John Hecht: And then the maybe the last question would be how do you like them the marketing spend relative to originations is becoming a lot more efficient. And I know you guys have been optimizing your kind of the marketing tactics, but maybe can you give us an update on the channels of marketing and where you’re finding some of the you have the best efficacy of productivity?

David Fisher: Yes, it hasn’t changed a ton over the last kind of four or five years. The main channels for also what you would expect, we do a significant amount of direct mail, especially in the consumer business. I’m sure you’ve seen our TV both on the consumer SMB side, we’ve gotten heavier and heavier and TV. That’s been an area of success for us for sure relative to say five to seven years ago.
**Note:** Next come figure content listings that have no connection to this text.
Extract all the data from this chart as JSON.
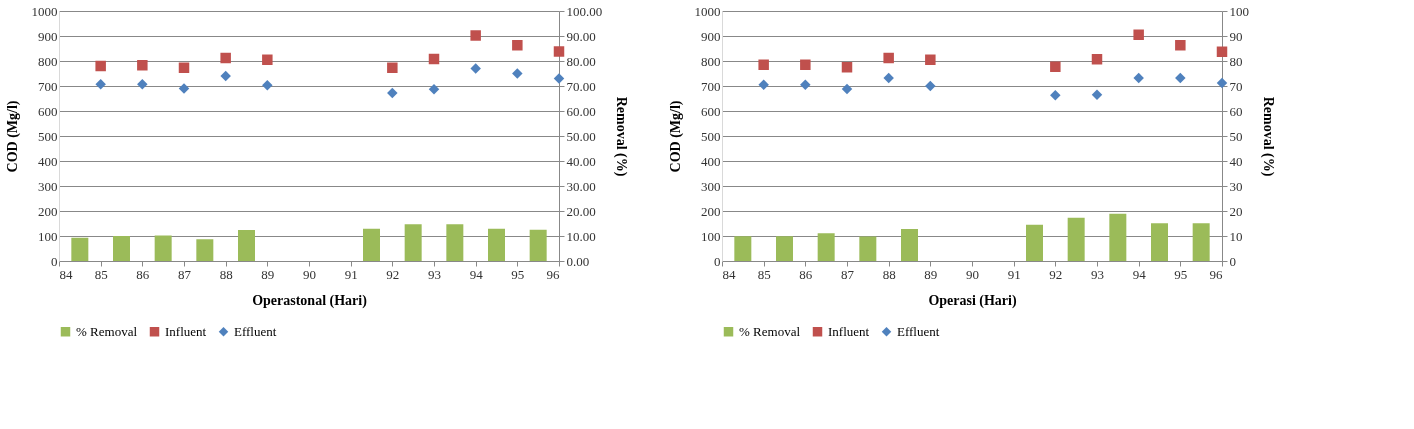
{
  "chart_data": [
    {
      "type": "scatter",
      "xlabel": "Operastonal (Hari)",
      "ylabel": "COD (Mg/l)",
      "y2label": "Removal (%)",
      "xlim": [
        84,
        96
      ],
      "xticks": [
        84,
        85,
        86,
        87,
        88,
        89,
        90,
        91,
        92,
        93,
        94,
        95,
        96
      ],
      "ylim": [
        0,
        1000
      ],
      "yticks": [
        0,
        100,
        200,
        300,
        400,
        500,
        600,
        700,
        800,
        900,
        1000
      ],
      "y2lim": [
        0,
        100
      ],
      "y2ticks": [
        {
          "value": 0,
          "label": "0.00"
        },
        {
          "value": 10,
          "label": "10.00"
        },
        {
          "value": 20,
          "label": "20.00"
        },
        {
          "value": 30,
          "label": "30.00"
        },
        {
          "value": 40,
          "label": "40.00"
        },
        {
          "value": 50,
          "label": "50.00"
        },
        {
          "value": 60,
          "label": "60.00"
        },
        {
          "value": 70,
          "label": "70.00"
        },
        {
          "value": 80,
          "label": "80.00"
        },
        {
          "value": 90,
          "label": "90.00"
        },
        {
          "value": 100,
          "label": "100.00"
        }
      ],
      "grid": "y",
      "legend": "bottom",
      "series": [
        {
          "name": "% Removal",
          "type": "bar",
          "axis": "y2",
          "color": "#9bbb59",
          "x": [
            84.5,
            85.5,
            86.5,
            87.5,
            88.5,
            91.5,
            92.5,
            93.5,
            94.5,
            95.5
          ],
          "values": [
            9.3,
            10.0,
            10.2,
            8.7,
            12.4,
            12.9,
            14.7,
            14.7,
            12.9,
            12.5
          ]
        },
        {
          "name": "Influent",
          "type": "scatter",
          "marker": "square",
          "color": "#c0504d",
          "x": [
            85,
            86,
            87,
            88,
            89,
            92,
            93,
            94,
            95,
            96
          ],
          "values": [
            780,
            783,
            773,
            812,
            805,
            773,
            808,
            902,
            863,
            838
          ]
        },
        {
          "name": "Effluent",
          "type": "scatter",
          "marker": "diamond",
          "color": "#4f81bd",
          "x": [
            85,
            86,
            87,
            88,
            89,
            92,
            93,
            94,
            95,
            96
          ],
          "values": [
            707,
            707,
            690,
            740,
            703,
            672,
            687,
            770,
            750,
            730
          ]
        }
      ]
    },
    {
      "type": "scatter",
      "xlabel": "Operasi (Hari)",
      "ylabel": "COD (Mg/l)",
      "y2label": "Removal (%)",
      "xlim": [
        84,
        96
      ],
      "xticks": [
        84,
        85,
        86,
        87,
        88,
        89,
        90,
        91,
        92,
        93,
        94,
        95,
        96
      ],
      "ylim": [
        0,
        1000
      ],
      "yticks": [
        0,
        100,
        200,
        300,
        400,
        500,
        600,
        700,
        800,
        900,
        1000
      ],
      "y2lim": [
        0,
        100
      ],
      "y2ticks": [
        0,
        10,
        20,
        30,
        40,
        50,
        60,
        70,
        80,
        90,
        100
      ],
      "grid": "y",
      "legend": "bottom",
      "series": [
        {
          "name": "% Removal",
          "type": "bar",
          "axis": "y2",
          "color": "#9bbb59",
          "x": [
            84.5,
            85.5,
            86.5,
            87.5,
            88.5,
            91.5,
            92.5,
            93.5,
            94.5,
            95.5
          ],
          "values": [
            9.9,
            9.9,
            11.1,
            9.8,
            12.8,
            14.5,
            17.3,
            18.9,
            15.1,
            15.1
          ]
        },
        {
          "name": "Influent",
          "type": "scatter",
          "marker": "square",
          "color": "#c0504d",
          "x": [
            85,
            86,
            87,
            88,
            89,
            92,
            93,
            94,
            95,
            96
          ],
          "values": [
            785,
            785,
            775,
            812,
            805,
            777,
            807,
            905,
            863,
            837
          ]
        },
        {
          "name": "Effluent",
          "type": "scatter",
          "marker": "diamond",
          "color": "#4f81bd",
          "x": [
            85,
            86,
            87,
            88,
            89,
            92,
            93,
            94,
            95,
            96
          ],
          "values": [
            705,
            705,
            688,
            732,
            700,
            663,
            665,
            732,
            732,
            712
          ]
        }
      ]
    }
  ]
}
And I think certainly relative to our competitors. And then digital I think has improved for us in ways that we probably wouldn’t have guessed a few years ago. And a lot of that growth I think is that some kind of taking share away from leads. I think leads has continued to shrink as the share of the total, which was fine, we’d like to control our own destiny.

We love our lead partners. We work really well with them or some of their biggest clients in the world. And this is a great fruitful partnership, but where we control our own destiny and we like that as well. I think one of — in terms of the efficiency that we’ve seen, part of it just experience and doing more and more of that we were kind of a leads only business eight, nine years ago. And so I’m kind of really hitting the sweet spot in terms of experience and being more multi-pronged in our marketing. I think it’s also a sign that the competitive environment is not super strong for us right now, which is I know a theme we’ve been talking about for a while. You certainly have certainly seen many of our competitors stumble over the last three, four years and we’ve just continued to execute and been beneficiaries of that.

John Hecht: Wonderful. Thanks very much guys.

David Fisher: Yes.

Operator: Next question comes from John Rowan with Janney. Please go ahead.

John Rowan: Good afternoon guys. You’ve got loan growth in the quarter, was there any benefit in there from the late refund season?

Steve Cunningham: It’s hard to say. Not a ton, I mean I think it helps if you look at it monthly, it would help January and March. I think mostly — I don’t think there’s any big carryover into — that you’re going to see in April. Q2 started off fine, kind of, right where we were expect it to. So, yes, intra-quarter, yes. But for the quarter as a total not much some.

John Rowan: Okay. And then I’m trying to square up the guidance for the second quarter. So, correct me if I’m wrong, but you said that earnings growth would be what is it 5% to 10% sequential earnings growth, correct?

Steve Cunningham: Yes, adjusted EPS 5% to 10% sequential.

John Rowan: Okay. I’m just trying to square that up because the O&T, the guidance for O&T and G&A seem very much in line with where they came in for this quarter. But the marketing guidance at 20% is higher than the 18% for this quarter. So, I guess what I’m trying to ask is what’s going to drive that 5% to 10%? Obviously revenue is going to be up slightly, but you do have some slightly higher more marketing expenses and the only other variable here to hone in on as to where there’s that 5% to 10% growth is gross profit and you said upper 50s and just trying to maybe narrow that down a little bit to make sure I can get to that operating EPS growth? I mean, are we talking high 50s north of where you are in the first quarter? Or is — would you consider the first quarter run rate high 50s. I know it was a long-winded question, but I’m just trying to triangulate correctly.

David Fisher: Yeah, John, thanks for the question. So here’s how to think about Q2 some. So I gave you we should see sequential growth, some slight sequential growth in revenue, which we don’t always see if you go back in time, which again gets back to some of our diversification and the blended portfolio that we have. We’re continuing our march up on the net revenue margin, which you should expect to see in Q2 as consumer gets a bit better with more originations and lower losses and SMB’s pretty steady. And then I think you typically see outside of the first quarter, we’ve been around 20% of marketing for — 20% of revenue for marketing for awhile. And then as you mentioned the O&T and G&A guide we continue to see some scaling there.